Although Mrs Green had kept Morse's partial central-heating partially on, the flat seemed cold and unwelcoming. It would have been good for anyone to be there to welcome him: certainly (and especially) Christine – or Eileen, or Fiona; even, come to think of it, the dreaded Dragon of the Loch herself. But there was no one. Lewis had not been in to clear up the stuff stuck through the letter-box, and Morse picked up two white-enveloped Christmas cards (one from his insurance company, with the facsimiled signature of the managing director); and his two Sunday newspapers.

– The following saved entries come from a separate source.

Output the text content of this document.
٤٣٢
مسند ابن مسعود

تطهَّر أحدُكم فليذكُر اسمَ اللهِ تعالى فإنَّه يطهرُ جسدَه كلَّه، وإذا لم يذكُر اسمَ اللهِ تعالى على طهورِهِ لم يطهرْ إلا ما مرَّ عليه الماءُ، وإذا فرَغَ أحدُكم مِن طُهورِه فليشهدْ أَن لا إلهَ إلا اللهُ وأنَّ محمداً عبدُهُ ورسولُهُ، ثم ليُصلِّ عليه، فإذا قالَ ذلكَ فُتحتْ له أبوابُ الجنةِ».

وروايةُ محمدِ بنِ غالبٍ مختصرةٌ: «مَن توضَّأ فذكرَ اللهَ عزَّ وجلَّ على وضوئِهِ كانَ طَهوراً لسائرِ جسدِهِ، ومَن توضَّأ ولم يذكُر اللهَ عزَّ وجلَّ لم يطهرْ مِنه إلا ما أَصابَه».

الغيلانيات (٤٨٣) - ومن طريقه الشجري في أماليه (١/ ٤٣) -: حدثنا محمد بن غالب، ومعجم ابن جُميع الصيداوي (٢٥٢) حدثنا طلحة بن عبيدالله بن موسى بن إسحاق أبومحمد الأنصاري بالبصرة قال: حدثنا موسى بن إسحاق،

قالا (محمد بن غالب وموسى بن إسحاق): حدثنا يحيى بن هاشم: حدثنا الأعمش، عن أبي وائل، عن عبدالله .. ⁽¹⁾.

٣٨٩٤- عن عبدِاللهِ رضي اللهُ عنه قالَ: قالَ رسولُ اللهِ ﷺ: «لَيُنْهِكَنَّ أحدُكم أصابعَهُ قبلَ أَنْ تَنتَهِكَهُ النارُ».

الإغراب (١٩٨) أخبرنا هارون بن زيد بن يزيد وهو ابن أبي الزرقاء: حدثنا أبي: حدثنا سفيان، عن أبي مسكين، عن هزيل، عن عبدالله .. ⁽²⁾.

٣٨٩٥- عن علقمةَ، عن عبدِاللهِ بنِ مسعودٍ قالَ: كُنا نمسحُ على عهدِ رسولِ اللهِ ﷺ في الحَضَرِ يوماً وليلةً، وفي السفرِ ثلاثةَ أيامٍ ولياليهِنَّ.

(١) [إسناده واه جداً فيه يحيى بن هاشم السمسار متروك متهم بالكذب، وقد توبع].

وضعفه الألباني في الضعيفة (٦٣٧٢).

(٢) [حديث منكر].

Such newspapers, although there was an occasional permutation of titles, invariably reflected the conflict in Morse's mind between the Cultured and the Coarse – the choice between the front page of the present one, Synod in Dispute over Disestablishment, and Sex Slave's Six-Week Ordeal in Silk-lined Coffin of the other. If Morse chose the latter first (as, in fact, he did) at least he had the excuse that it was undoubtedly the finer headline. And this Sunday, as usual, he first flicked through the pages of full-breasted photographs and features on Hollywood intrigues and Soap infidelities. Then, he made himself a cup of instant coffee (which he much preferred to 'the real thing') before settling down to read about the most recent fluctuations on the world's stock-markets, and the bleak prospects for the diseased and starving millions of the world's unhappy continents.